Monthly churn of 5% sounds small. At 5% monthly churn, you lose 46% of your customer base every year. To grow from 50 to 100 customers at 5% monthly churn and 8 new customers/month, it takes 20+ months. Reducing churn from 5% to 2% has the same revenue impact as doubling new customer acquisition — often at far lower cost.
Build a customer model: start with current customers, add expected new customers per month, subtract churned customers (monthly churn rate × customer count), multiply remaining by average revenue per customer. This bottom-up approach is far more credible than top-down "capture 1% of the market" projections. Add an AOV growth assumption if you expect to upsell or raise prices.
Y Combinator benchmarks for good startup growth: 5-7% week-over-week in early stage, 15-20% month-over-month during scale. For more established SMEs: 10-30% year-over-year is considered strong growth. Most UK SMEs grow at 5-15% annually. B2B SaaS typically targets 20-40% ARR growth. Always sanity-check growth projections against customer acquisition capacity and market size.
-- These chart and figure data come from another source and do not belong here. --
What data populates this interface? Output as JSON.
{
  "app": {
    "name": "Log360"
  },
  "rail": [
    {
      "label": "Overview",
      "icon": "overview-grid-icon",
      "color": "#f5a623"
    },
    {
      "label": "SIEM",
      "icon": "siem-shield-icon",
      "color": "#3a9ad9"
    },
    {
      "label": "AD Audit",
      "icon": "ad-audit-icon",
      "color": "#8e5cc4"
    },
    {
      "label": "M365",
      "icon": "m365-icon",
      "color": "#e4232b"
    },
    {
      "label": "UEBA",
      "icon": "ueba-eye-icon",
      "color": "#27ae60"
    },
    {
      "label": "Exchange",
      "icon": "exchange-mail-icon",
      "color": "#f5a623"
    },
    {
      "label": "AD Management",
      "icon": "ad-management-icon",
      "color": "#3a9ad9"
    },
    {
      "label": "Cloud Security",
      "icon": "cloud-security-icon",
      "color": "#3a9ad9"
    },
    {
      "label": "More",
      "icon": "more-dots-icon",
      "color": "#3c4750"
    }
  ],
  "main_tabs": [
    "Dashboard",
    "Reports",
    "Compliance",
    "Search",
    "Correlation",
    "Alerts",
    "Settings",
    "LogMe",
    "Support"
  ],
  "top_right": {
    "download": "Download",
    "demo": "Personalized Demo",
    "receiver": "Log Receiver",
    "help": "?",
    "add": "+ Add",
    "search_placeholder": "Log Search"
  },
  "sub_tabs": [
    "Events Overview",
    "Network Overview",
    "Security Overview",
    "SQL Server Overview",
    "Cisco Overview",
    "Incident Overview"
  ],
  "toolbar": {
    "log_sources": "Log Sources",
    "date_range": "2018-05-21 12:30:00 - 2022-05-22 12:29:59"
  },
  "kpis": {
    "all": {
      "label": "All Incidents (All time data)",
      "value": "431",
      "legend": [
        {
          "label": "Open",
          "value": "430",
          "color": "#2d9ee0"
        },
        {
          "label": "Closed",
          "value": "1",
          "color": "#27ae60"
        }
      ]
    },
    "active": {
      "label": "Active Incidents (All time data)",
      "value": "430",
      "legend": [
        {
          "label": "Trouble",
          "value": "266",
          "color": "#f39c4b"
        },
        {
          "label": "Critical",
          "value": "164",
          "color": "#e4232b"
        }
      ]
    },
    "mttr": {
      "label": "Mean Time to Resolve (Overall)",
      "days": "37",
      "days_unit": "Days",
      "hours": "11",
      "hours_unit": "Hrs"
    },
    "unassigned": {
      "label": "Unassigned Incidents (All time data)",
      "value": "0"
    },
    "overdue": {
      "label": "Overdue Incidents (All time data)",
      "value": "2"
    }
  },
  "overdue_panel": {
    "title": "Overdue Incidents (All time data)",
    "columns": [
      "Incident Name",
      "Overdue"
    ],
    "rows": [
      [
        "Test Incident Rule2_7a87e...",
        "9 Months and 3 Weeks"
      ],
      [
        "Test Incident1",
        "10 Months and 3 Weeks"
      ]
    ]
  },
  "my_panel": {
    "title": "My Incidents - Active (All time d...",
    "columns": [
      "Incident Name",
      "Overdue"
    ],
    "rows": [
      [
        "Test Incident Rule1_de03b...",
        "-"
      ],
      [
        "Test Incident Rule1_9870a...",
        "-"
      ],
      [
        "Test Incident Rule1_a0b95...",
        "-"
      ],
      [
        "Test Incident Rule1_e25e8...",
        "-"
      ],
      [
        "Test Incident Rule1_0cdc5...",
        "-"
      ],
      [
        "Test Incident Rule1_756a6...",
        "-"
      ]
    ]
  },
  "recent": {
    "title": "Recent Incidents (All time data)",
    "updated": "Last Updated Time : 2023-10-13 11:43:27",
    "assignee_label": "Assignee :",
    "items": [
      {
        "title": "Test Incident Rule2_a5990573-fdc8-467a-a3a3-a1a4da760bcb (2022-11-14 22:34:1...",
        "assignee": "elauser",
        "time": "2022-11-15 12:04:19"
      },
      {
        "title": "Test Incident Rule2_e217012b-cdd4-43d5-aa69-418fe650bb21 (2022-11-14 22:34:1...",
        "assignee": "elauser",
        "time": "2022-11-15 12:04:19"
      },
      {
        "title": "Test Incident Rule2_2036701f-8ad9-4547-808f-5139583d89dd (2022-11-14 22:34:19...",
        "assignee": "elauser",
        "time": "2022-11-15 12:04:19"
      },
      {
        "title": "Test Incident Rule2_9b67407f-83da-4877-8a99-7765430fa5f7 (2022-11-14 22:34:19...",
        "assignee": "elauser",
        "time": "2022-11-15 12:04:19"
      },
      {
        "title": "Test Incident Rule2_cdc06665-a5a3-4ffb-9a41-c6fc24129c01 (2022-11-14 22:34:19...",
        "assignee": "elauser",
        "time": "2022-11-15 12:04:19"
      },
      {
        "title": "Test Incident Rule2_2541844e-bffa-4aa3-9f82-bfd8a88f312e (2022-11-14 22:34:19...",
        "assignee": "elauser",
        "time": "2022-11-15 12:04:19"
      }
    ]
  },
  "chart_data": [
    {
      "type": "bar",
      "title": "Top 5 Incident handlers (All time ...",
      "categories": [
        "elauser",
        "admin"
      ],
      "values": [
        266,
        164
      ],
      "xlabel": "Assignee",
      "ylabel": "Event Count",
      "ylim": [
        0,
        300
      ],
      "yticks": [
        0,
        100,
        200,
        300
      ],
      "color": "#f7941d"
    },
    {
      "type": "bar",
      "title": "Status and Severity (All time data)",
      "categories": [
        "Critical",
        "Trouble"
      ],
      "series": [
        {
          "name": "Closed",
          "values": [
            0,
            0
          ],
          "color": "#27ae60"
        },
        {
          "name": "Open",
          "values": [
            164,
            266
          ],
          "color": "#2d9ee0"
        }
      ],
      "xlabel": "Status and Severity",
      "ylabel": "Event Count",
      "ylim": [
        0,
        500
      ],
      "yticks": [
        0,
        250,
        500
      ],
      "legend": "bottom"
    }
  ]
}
MRR (Monthly Recurring Revenue) is the predictable monthly revenue from all active subscriptions or retainer contracts. ARR (Annual Recurring Revenue) = MRR × 12. These are the key metrics for subscription businesses because they represent predictable, committed revenue as opposed to one-time sales. Investors value SaaS/subscription businesses primarily on ARR and ARR growth rate.